Gibt es ein Leben vor dem Tod? Diese auf die Befreiung des Menschen im Diesseits abzielende Frage wird im Zeitalter postmoderner Subjektlosigkeit zusehends damit beantwortet, daß der Mensch als bloßes Lehen seiner gesellschaftlichen Umstände Erfüllung nur in Übereinstimmung mit diesen findet. Mit schwindendem produktiven Ertrag gerät der alternde Homo oeconomicus daher in wachsende Not, sich für sein Dasein zu rechtfertigen. Allein deshalb zu leben, weil man gegenüber sozialer Diskriminierung, physischer Schwäche, ökonomischer Not und existentiellen Zweifeln nicht kapitulieren will, wird als Antithese aller Zuschreibungen positiver Identität durch keinen moralischen Anspruch gedeckt. Die anhand der bioethischen Abstraktion sozialer Bedürfnisse erstellte Bewertung, über keinen Benefit mehr zu verfügen, erlegt alten Menschen eine kaum zu erbringende Beweispflicht zur Unverzichtbarkeit ihres Lebens auf. Wer sich mit dem Argument, daß derartige Qualitätsparameter zu dem Zweck ihrer fremdnützigen Ermächtigung definiert werden, gegen den Tötungszwang verwahrt, bedarf einer Streitbarkeit, die die meisten nicht einmal in ihren vitalsten Jahren aufbringen.

So fördert die Krise des Kapitalismus einen dekadenten Lebensüberdruß zutage, der adressiert werden muß, wenn man nicht an ihm zugrundegehen will. Die Erfolgsbiografien kehren sich gegen die Personen, die sich mit ihnen schmücken, eben weil sie ausschließlich durch die Augen der anderen betrachtet werden.

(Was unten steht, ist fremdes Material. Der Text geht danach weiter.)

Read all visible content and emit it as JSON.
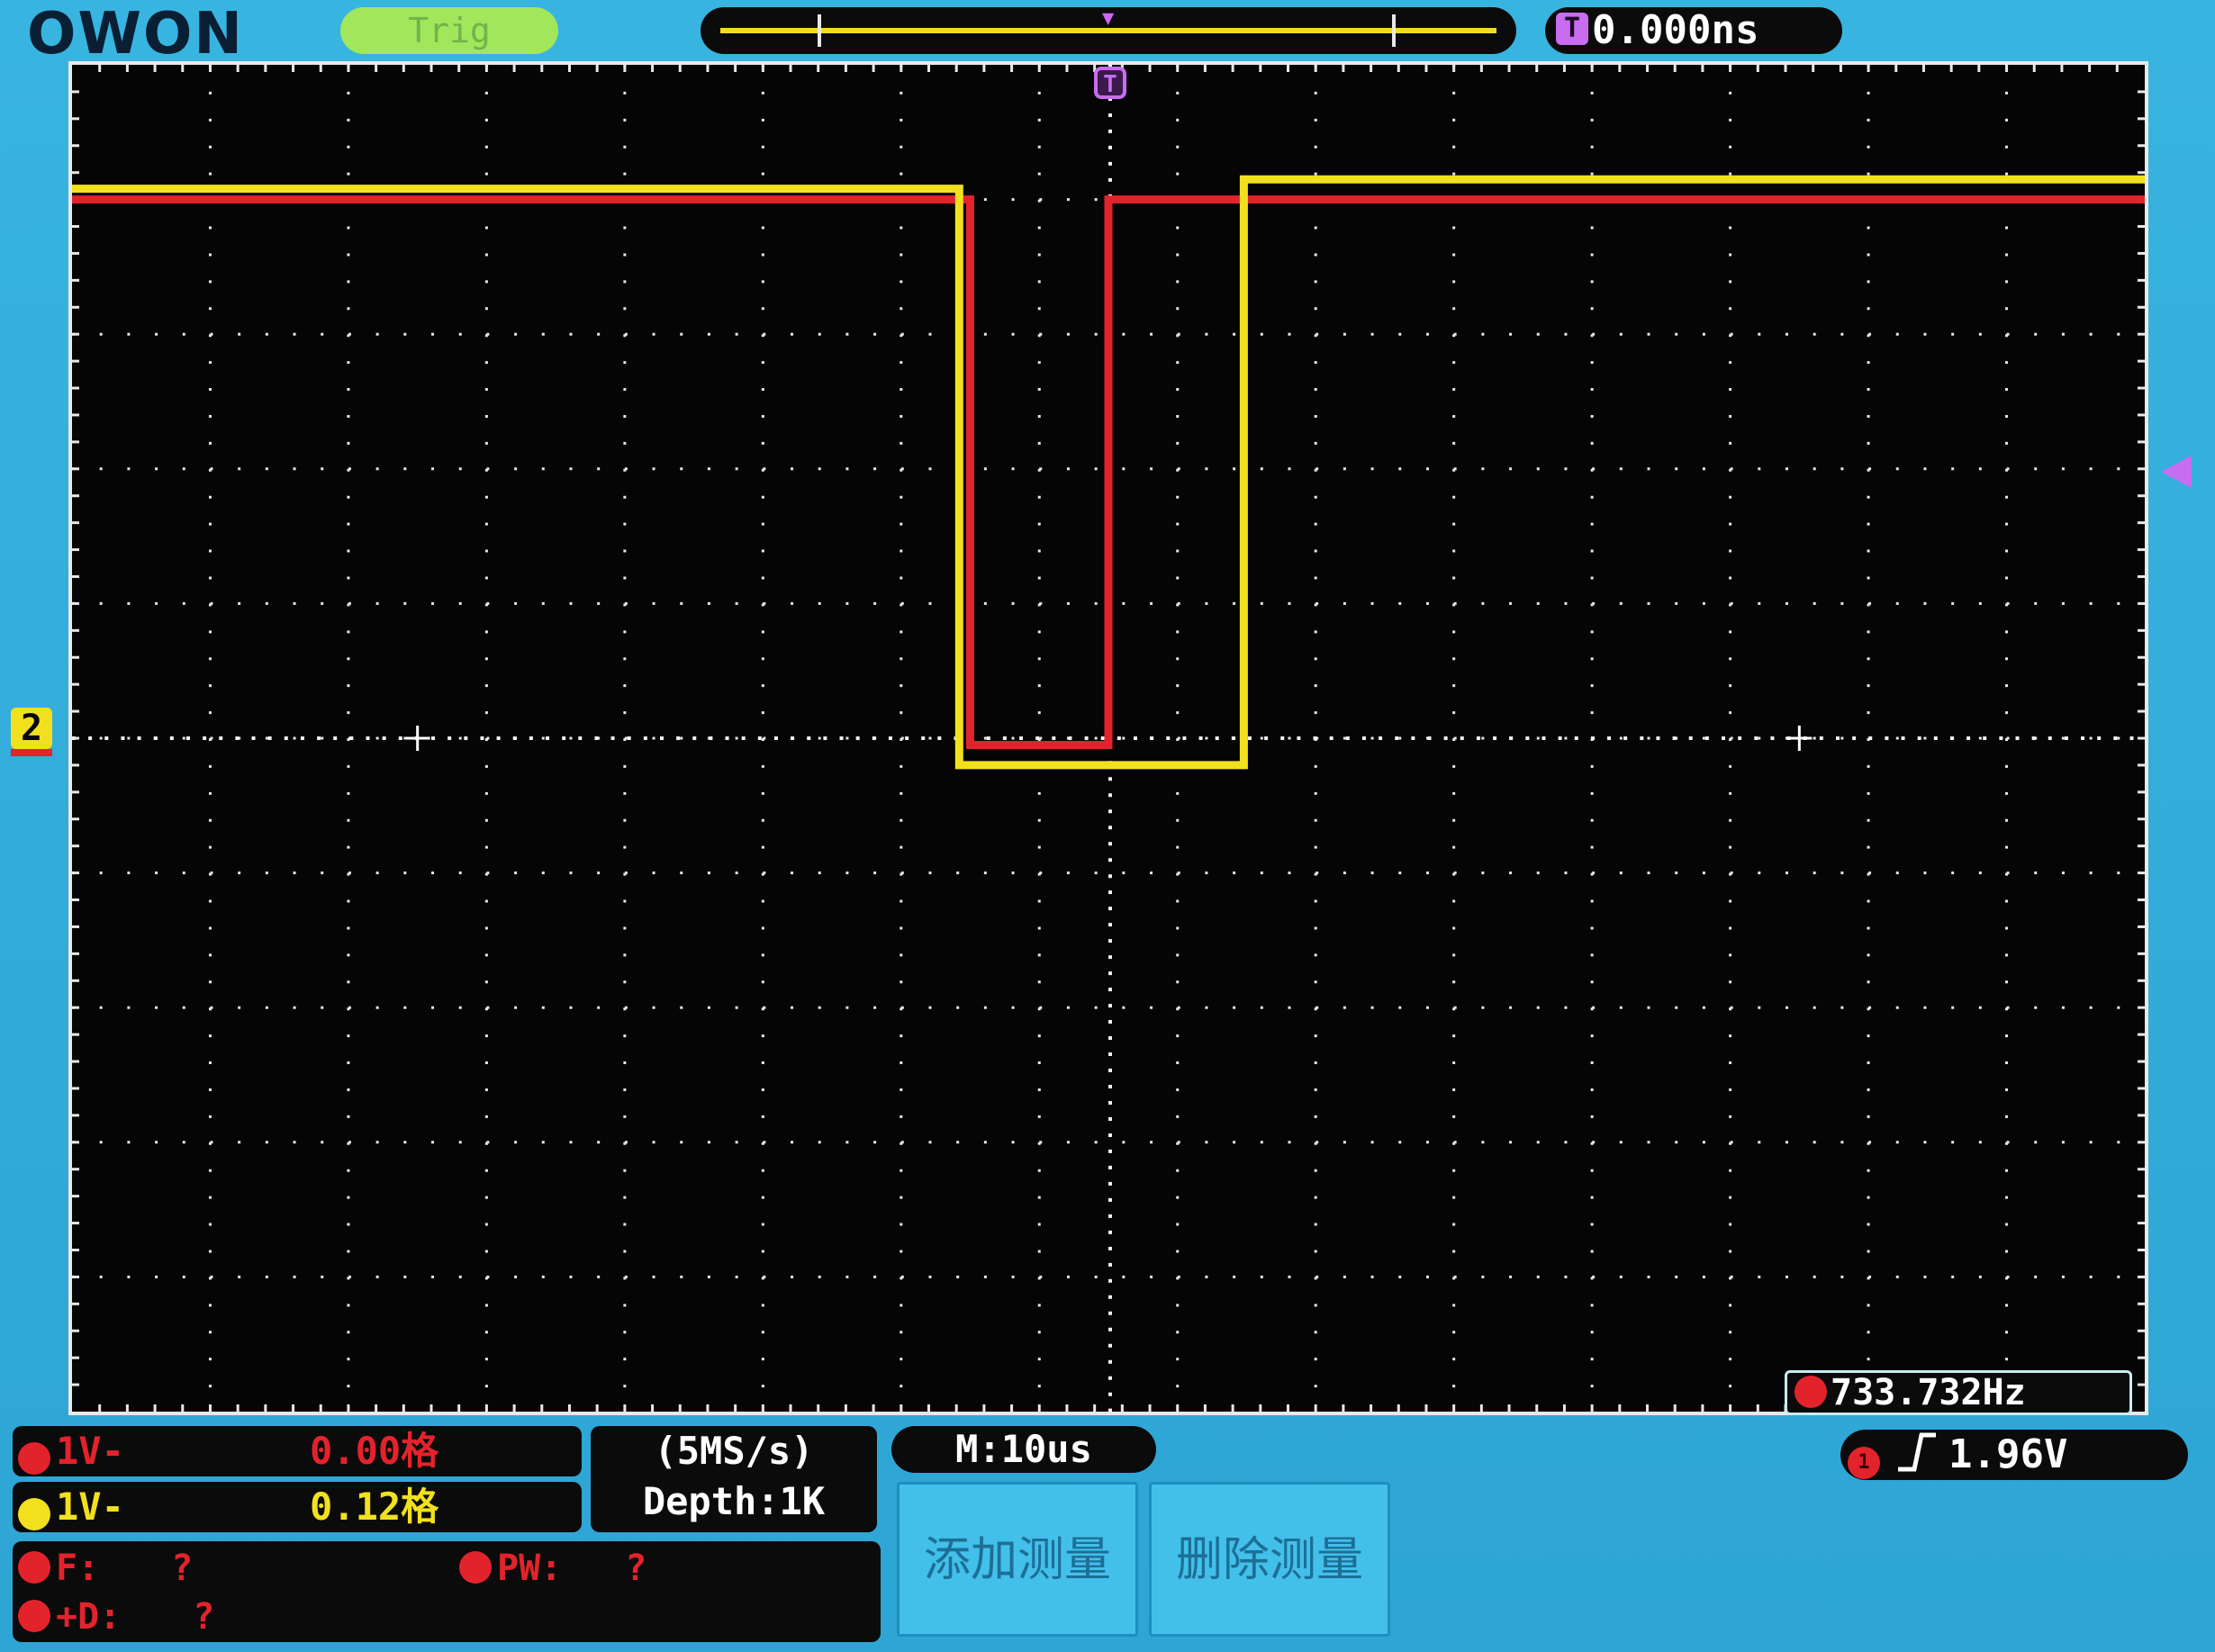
{
  "header": {
    "logo": "OWON",
    "trigger_status": "Trig",
    "trigger_delay": "0.000ns",
    "trigger_badge": "T"
  },
  "screen": {
    "ch2_marker": "2",
    "grid": {
      "divisions_x": 15,
      "divisions_y": 10
    },
    "frequency_readout": "733.732Hz"
  },
  "channels": [
    {
      "id": "1",
      "scale": "1V-",
      "offset": "0.00格",
      "color": "#e3232c"
    },
    {
      "id": "2",
      "scale": "1V-",
      "offset": "0.12格",
      "color": "#f2e01e"
    }
  ],
  "acquisition": {
    "sample_rate": "(5MS/s)",
    "depth": "Depth:1K"
  },
  "timebase": "M:10us",
  "trigger": {
    "source": "1",
    "edge": "rising",
    "level": "1.96V"
  },
  "measurements": [
    {
      "label": "F:",
      "value": "?"
    },
    {
      "label": "PW:",
      "value": "?"
    },
    {
      "label": "+D:",
      "value": "?"
    }
  ],
  "soft_buttons": {
    "add": "添加测量",
    "delete": "删除测量"
  },
  "colors": {
    "ch1": "#e3232c",
    "ch2": "#f2e01e",
    "trigger": "#c86cf0",
    "frame": "#2ea8d6"
  },
  "chart_data": {
    "type": "line",
    "time_per_div_us": 10,
    "volts_per_div": 1,
    "x_range_div": [
      -7.5,
      7.5
    ],
    "y_range_div": [
      -5,
      5
    ],
    "series": [
      {
        "name": "CH1",
        "color": "#e3232c",
        "points_div": [
          [
            -7.5,
            4.0
          ],
          [
            -0.05,
            4.0
          ],
          [
            -0.05,
            4.1
          ],
          [
            0.0,
            4.1
          ],
          [
            0.0,
            -0.05
          ],
          [
            -1.0,
            -0.05
          ],
          [
            -1.0,
            4.0
          ],
          [
            -0.05,
            4.0
          ]
        ],
        "note_ch1_low_start_div": -1.0,
        "note_ch1_low_end_div": 0.0
      },
      {
        "name": "CH2",
        "color": "#f2e01e",
        "points_div": [
          [
            -7.5,
            4.08
          ],
          [
            -1.08,
            4.08
          ],
          [
            -1.08,
            -0.2
          ],
          [
            0.98,
            -0.2
          ],
          [
            0.98,
            4.15
          ],
          [
            7.5,
            4.15
          ]
        ]
      }
    ]
  }
}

Das Streben danach, Kontrolle über seine Lebensumstände zu erhalten, erweist sich mit der Zunahme physischer Delinquenz als verhängnisvolle Verkennung stets fremdbestimmter Verhältnisse. Um sich nicht den Problemen des vergesellschafteten Menschen stellen zu müssen, erscheint der Ausweg in den vorzeitigen Tod als ultimative Lösung. Daß sich in dieser Flucht lediglich bündelt, was stets unabgegolten war, begreifen diejenigen am besten, die die imaginierte Unabhängigkeit bürgerlicher Existenz schon aus ihrer subalternen Situation heraus niemals mit kreatürlicher Freiheit verwechselt haben. Desto mehr erliegt der Bourgeois dem Angebot, menschliche Flüchtigkeit und Nichtigkeit damit zu rationalisieren, daß man sie anderen zum Verhängnis werden läßt.

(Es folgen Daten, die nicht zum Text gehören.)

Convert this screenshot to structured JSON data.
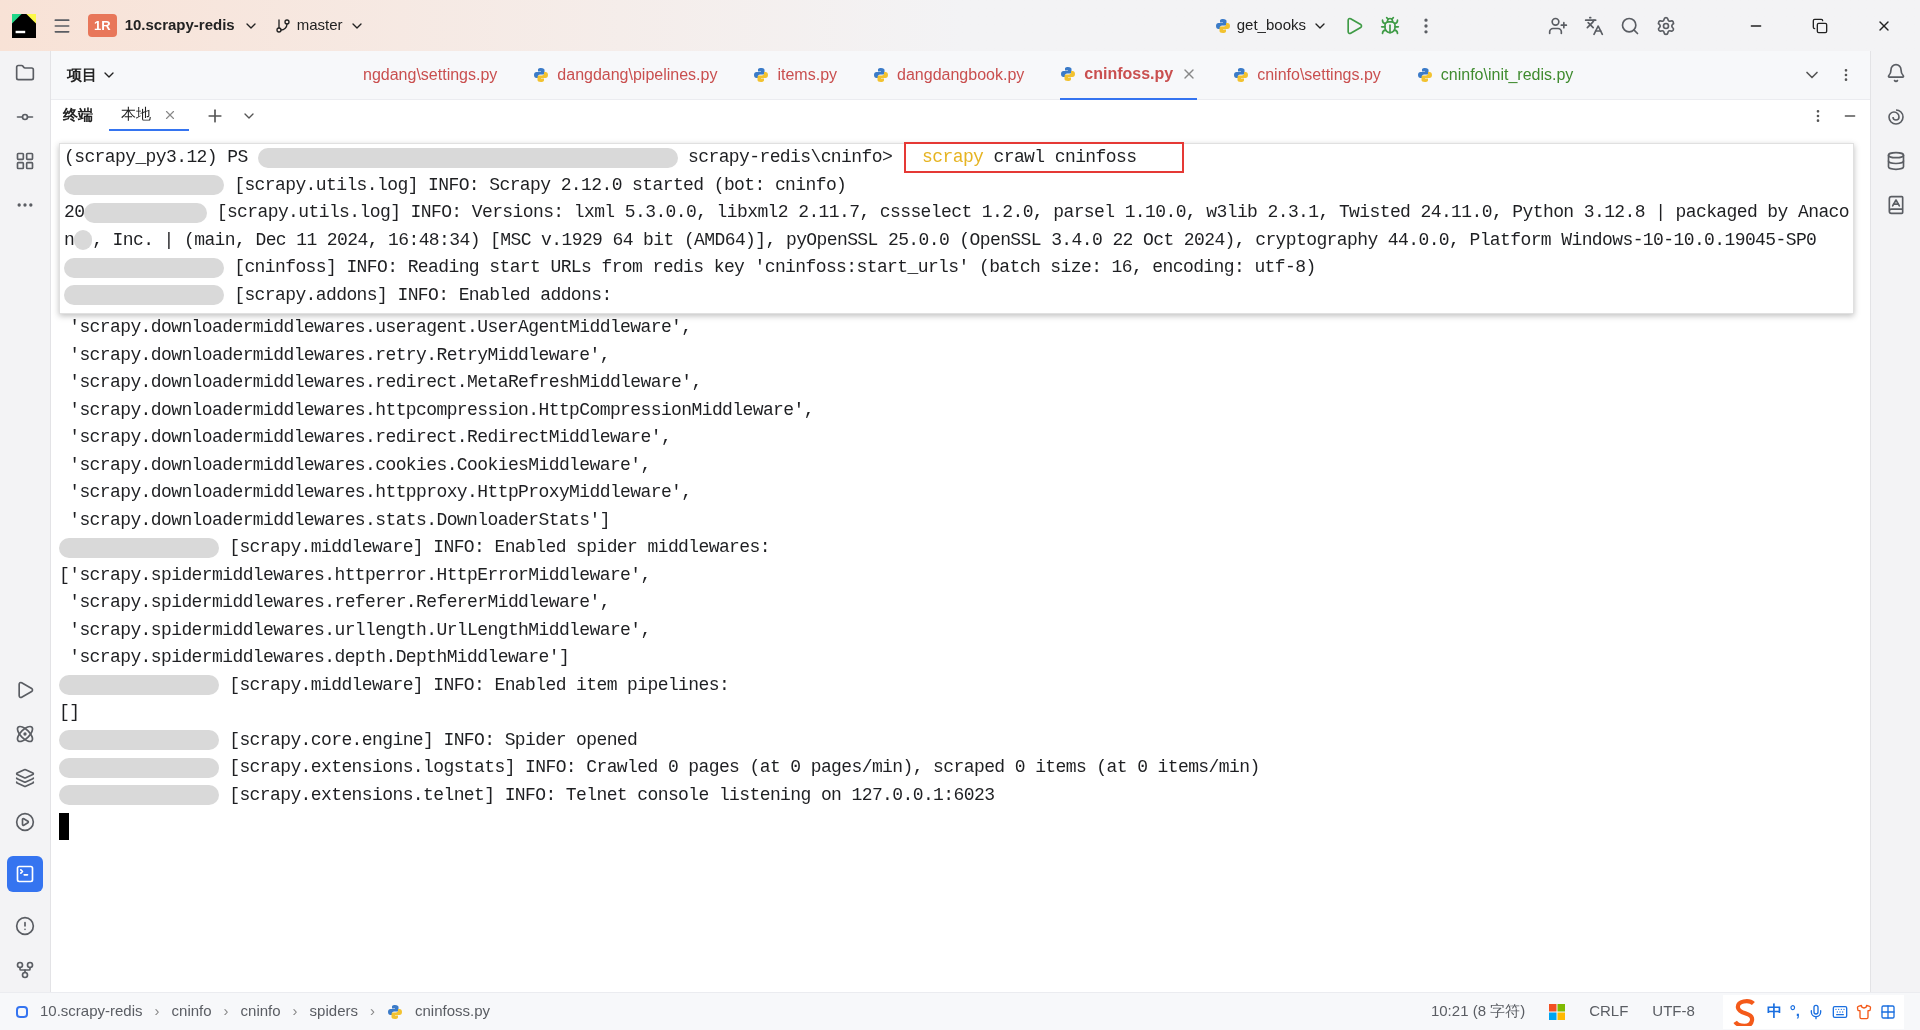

Der Trugschluß der Verfechter aktiver Sterbehilfe liegt mithin darin, den Rechtsanspruch auf fremde Hilfe bei der Selbsttötung mit der Freiheit zu verwechseln, dies unter allen Umständen gegen jegliche Konvention tun zu können, wenn man es nur wirklich will. Die gesetzliche und medizinische Legalisierung der Euthanasie verkürzt die unterstellte Zwangslage, ohne Berechtigung zu fremder Hilfe keinen Freitod begehen zu können, auf einen Sachzwang, dessen Verselbständigung zur sozialpolitischen Entsorgungsmaßnahme vorprogrammiert ist.

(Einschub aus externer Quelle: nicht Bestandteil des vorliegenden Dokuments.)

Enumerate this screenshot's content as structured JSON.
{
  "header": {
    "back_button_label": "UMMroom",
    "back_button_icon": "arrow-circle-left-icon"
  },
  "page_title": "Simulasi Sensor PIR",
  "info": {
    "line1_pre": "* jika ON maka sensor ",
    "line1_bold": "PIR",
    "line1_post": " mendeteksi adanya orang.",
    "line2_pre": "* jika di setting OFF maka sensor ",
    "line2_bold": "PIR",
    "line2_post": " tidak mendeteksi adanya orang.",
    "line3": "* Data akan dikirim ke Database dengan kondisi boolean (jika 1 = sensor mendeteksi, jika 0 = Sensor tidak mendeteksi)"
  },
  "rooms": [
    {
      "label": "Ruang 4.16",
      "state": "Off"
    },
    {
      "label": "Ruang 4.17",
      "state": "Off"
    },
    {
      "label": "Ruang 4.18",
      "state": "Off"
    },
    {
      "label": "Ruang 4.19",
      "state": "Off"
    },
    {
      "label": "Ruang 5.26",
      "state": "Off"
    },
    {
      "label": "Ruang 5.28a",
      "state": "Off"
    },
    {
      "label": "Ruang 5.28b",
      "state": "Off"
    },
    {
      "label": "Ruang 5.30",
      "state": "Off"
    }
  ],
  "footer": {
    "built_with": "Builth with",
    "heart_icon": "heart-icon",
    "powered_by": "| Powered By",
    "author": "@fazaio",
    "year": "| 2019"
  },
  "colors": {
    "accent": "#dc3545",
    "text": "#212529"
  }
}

So verlangt der bekannte britische Schriftsteller Martin Amis die Einführung öffentlicher "Euthanasiehäuschen", in denen alte Menschen sich mit einem letal aufgeladenen Martini den Rest geben können. Die allgemeine Einführung leicht verfügbarer Mittel zum vorzeitigen Ableben ist seiner Ansicht nach notwendig, um einen Bürgerkrieg zwischen jung und alt zu verhindern, der dem Anbranden eines "silbernen Tsunamis" dementer Greise geschuldet wäre. Wenn diese "wie eine Invasion fürchterlicher Einwanderer" über die britische Gesellschaft hereinbrächen, so daß jüngere Bürger von "ihrem Gestank aus den Restaurants, Cafes und Läden" vertrieben würden (guardian.co.uk, 24.01.2010), dann wären Einrichtungen dieser Art unausweichlich, so der sein gestörtes ästhetisches Empfinden zum Anlaß für einen massenmörderischen Utilitarismus erhebende Literat.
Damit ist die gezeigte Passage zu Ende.